Implementation / Refactoring Code
The five operating systems were Android, two Windows variants (x86 and arm), Mac, and Linux. The strategy was first to merge Android and Linux because Android OS is based on Linux OS, which meant a lot of the product source code between the two were going to be the same. All of the OS-specific code were separated with the strategy described above. The source code between the two was nearly identical except for some header file and function name differences so this eliminated one of the platforms quite quickly. The Android-Linux merged file was then merged with the Mac file. Interesting merge conflicts encountered during the merge was:
- Certain variables were trivially named differently on different platforms
- One file contained additional functions that were not present in another file
- Some functions were unnecessarily overloaded and not used
- Some functions had different names but had the same content (i.e., foo versus bar)
- The function calls made in a different sequence in different versions of the same function
- Portions of code within a function did not match up to the in different versions of the same function
- More bug fixes made in one source file but not in the others
- Refactored code which contained improvements (i.e., C++11)
- Functions that do the same thing but implemented differently
- Comments missing or were added later by an engineer to clarify functionality
The minor problems such as different names were easy to resolve. The more difficult ones such as implementation differences had to involve looking at the code history, reading design docs, and understanding what the intended behavior should be. It was quite a slow and time-consuming effort to resolve those differences.
Then an unexpected problem that encountered, which was the two Windows variants source files turned out to be entirely different from each other. They contained code to deal with the CPU architectural differences, which the original design did not account. The overall design and strategy didn’t change, but additional helper functions were created to account for CPU architectural differences.
Finally, Android-Linux-Mac merged file was then merged with Windows-Variants merged file to create the final common code source file. The same set of problems listed above occurred but there weren’t any significant new problems found.
Reaping the Benefits
The immediate benefit was the product’s behavior across all the OS platforms were consistent.

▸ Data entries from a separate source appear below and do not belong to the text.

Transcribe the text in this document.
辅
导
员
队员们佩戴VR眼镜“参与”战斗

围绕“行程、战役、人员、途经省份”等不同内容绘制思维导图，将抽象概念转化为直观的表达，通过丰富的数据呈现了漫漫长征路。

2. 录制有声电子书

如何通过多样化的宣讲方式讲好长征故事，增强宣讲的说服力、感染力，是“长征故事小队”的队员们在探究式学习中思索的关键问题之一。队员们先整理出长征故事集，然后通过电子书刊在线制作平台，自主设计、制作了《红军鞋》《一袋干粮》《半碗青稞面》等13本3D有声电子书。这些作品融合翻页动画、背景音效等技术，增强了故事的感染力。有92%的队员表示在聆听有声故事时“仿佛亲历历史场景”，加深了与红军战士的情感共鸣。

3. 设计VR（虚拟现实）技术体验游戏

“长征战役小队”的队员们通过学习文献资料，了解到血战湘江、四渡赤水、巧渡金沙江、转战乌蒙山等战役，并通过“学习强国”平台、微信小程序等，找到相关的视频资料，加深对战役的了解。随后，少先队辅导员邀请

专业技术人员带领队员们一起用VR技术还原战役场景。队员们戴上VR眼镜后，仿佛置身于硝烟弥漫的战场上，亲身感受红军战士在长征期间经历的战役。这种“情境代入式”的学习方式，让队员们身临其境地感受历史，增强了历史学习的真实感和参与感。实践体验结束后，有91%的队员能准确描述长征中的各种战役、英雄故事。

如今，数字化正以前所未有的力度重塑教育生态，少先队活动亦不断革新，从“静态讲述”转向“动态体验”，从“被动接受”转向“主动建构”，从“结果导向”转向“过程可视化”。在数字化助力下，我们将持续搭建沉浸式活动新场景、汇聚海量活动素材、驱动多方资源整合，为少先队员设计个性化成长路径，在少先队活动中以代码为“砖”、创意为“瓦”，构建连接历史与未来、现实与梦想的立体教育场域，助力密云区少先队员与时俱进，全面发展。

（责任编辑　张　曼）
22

All the scattered bug fixes were now applied correctly and all the code that was supposed to be the same were now actually the same. The strange behaviors went away which lowered the support cases coming in and also meant that engineers didn’t have to spend time in chasing down weird problems anymore. The benefit that wasn’t externally visible was it was a lot easier to maintain and understand the code.
One unexpected payout was all future implementation of new features within that segment of the code base used the new design. It unintendedly cut down the time needed to implement one feature that spans across different OS platforms. Code only needed to be written once. All the OS platforms gained that new functionality at a massive discount.
This technical debt project was done in small pieces during a developer’s spare time, which resulted in taking a few years to complete. The result was removing close to 8,000 lines of duplicate code. The code became more stable and easier to maintain. The effort needed to add new functionality added to this segment of the code base for different OS platforms was significantly reduced. It was a complex and worthwhile project to complete.